Il y a des nuits qui commencent très mal. Celles qui précèdent une exécution capitale par exemple, dans un pays ami, pourtant, que l’on voudrait vraiment voir sortir tout entier de cette barbarie. J’en ai déjà parlé ici. On a beau savoir que l’homme est un loup pour l’homme, que rien ne lui est jamais acquis, qu’il n’y a pas d’amour heureux, ainsi que le disait Aragon avant que Brassens ne mît ses paroles en musique (ici) ; on a beau voir autour de soi se déchaîner la violence ordinaire, et la laisser glisser sur une carapace d’indifférence qui permet de survivre au quotidien ; on a beau se blinder, on a beau tout ça… quand on apprend que la grâce espérée a été rejetée, qu’un homme va mourir, et que sa mort va en réjouir certains, eh bien, ces nuits là, on dort soi-même moins bien. Il est de ces jours et de ces nuits où l’on doute de la générosité de l’être humain, où l’on se pose de vraies questions sur le bien et le mal. N’est-ce pas ?

Et un nouveau jour se lève, et on se remet à vivre sa petite vie de bien vivant.

Voilà. C’est le matin. Je vais attendre l’autobus le long de ma petite route bien tranquille. L’arrêt est marqué par un panneau, comme il se doit, mais, fréquemment, il est prudent de regarder où l’on met les pieds avant de s’approcher de la barrière le long de laquelle sont garées des voitures.
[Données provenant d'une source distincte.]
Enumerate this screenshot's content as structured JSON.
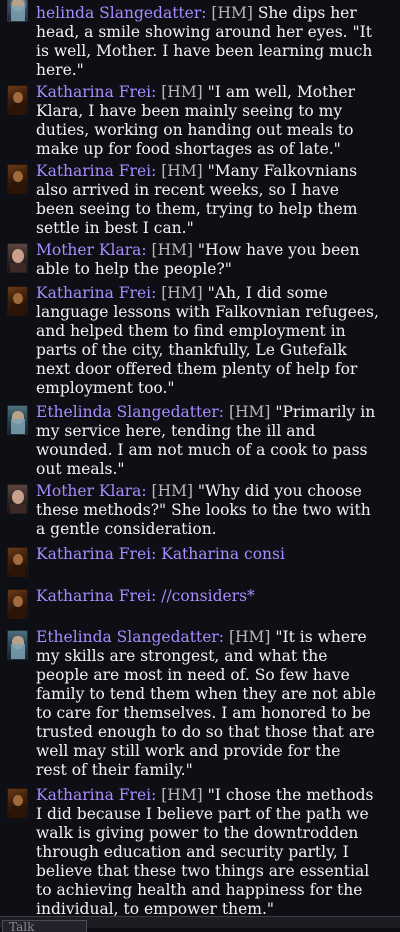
{
  "messages": [
    {
      "avatar": "ethelinda-portrait",
      "name": "Ethelinda Slangedatter:",
      "tag": "[HM]",
      "lines": [
        "helinda Slangedatter: [HM] She dips her",
        "head, a smile showing around her eyes. \"It",
        "is well, Mother. I have been learning much",
        "here.\""
      ]
    },
    {
      "avatar": "katharina-portrait",
      "name": "Katharina Frei:",
      "tag": "[HM]",
      "lines": [
        "Katharina Frei: [HM] \"I am well, Mother",
        "Klara, I have been mainly seeing to my",
        "duties, working on handing out meals to",
        "make up for food shortages as of late.\""
      ]
    },
    {
      "avatar": "katharina-portrait",
      "name": "Katharina Frei:",
      "tag": "[HM]",
      "lines": [
        "Katharina Frei: [HM] \"Many Falkovnians",
        "also arrived in recent weeks, so I have",
        "been seeing to them, trying to help them",
        "settle in best I can.\""
      ]
    },
    {
      "avatar": "klara-portrait",
      "name": "Mother Klara:",
      "tag": "[HM]",
      "lines": [
        "Mother Klara: [HM] \"How have you been",
        "able to help the people?\""
      ]
    },
    {
      "avatar": "katharina-portrait",
      "name": "Katharina Frei:",
      "tag": "[HM]",
      "lines": [
        "Katharina Frei: [HM] \"Ah, I did some",
        "language lessons with Falkovnian refugees,",
        "and helped them to find employment in",
        "parts of the city, thankfully, Le Gutefalk",
        "next door offered them plenty of help for",
        "employment too.\""
      ]
    },
    {
      "avatar": "ethelinda-portrait",
      "name": "Ethelinda Slangedatter:",
      "tag": "[HM]",
      "lines": [
        "Ethelinda Slangedatter: [HM] \"Primarily in",
        "my service here, tending the ill and",
        "wounded. I am not much of a cook to pass",
        "out meals.\""
      ]
    },
    {
      "avatar": "klara-portrait",
      "name": "Mother Klara:",
      "tag": "[HM]",
      "lines": [
        "Mother Klara: [HM] \"Why did you choose",
        "these methods?\" She looks to the two with",
        "a gentle consideration."
      ]
    },
    {
      "avatar": "katharina-portrait",
      "name": "Katharina Frei:",
      "tag": "",
      "lines": [
        "Katharina Frei: Katharina consi"
      ]
    },
    {
      "avatar": "katharina-portrait",
      "name": "Katharina Frei:",
      "tag": "",
      "lines": [
        "Katharina Frei: //considers*"
      ]
    },
    {
      "avatar": "ethelinda-portrait",
      "name": "Ethelinda Slangedatter:",
      "tag": "[HM]",
      "lines": [
        "Ethelinda Slangedatter: [HM] \"It is where",
        "my skills are strongest, and what the",
        "people are most in need of. So few have",
        "family to tend them when they are not able",
        "to care for themselves. I am honored to be",
        "trusted enough to do so that those that are",
        "well may still work and provide for the",
        "rest of their family.\""
      ]
    },
    {
      "avatar": "katharina-portrait",
      "name": "Katharina Frei:",
      "tag": "[HM]",
      "lines": [
        "Katharina Frei: [HM] \"I chose the methods",
        "I did because I believe part of the path we",
        "walk is giving power to the downtrodden",
        "through education and security partly, I",
        "believe that these two things are essential",
        "to achieving health and happiness for the",
        "individual, to empower them.\""
      ]
    }
  ],
  "input": {
    "tab_label": "Talk"
  },
  "colors": {
    "name": "#a88bff",
    "tag": "#b7b7b7",
    "text": "#f2f2f2",
    "background": "#0e0f14"
  }
}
Il n’y a pas de trottoir, et les chiens s’y comportent comme certains humains, de manière fort sale, et vous savez très bien quel peut en être le résultat !

Vous avez tout compris de l’humeur du matin, elle était de celles qui vous font anticiper le pire, comme si un drame majeur devait en entraîner un mineur.

Et puis, là, soudain, en traversant ma route pour attendre le petit bus, ce n’est pas de la crotte de chien qui me saute aux yeux (berk !) non, pas du tout. C’est un trait blanc de bonheur et d’amour, et je dois avouer que ce petit graffiti anonyme (peut-être né dans la nuit, la même nuit de tristesse et de honte que j’évoquais plus haut), m’est allé droit au cœur.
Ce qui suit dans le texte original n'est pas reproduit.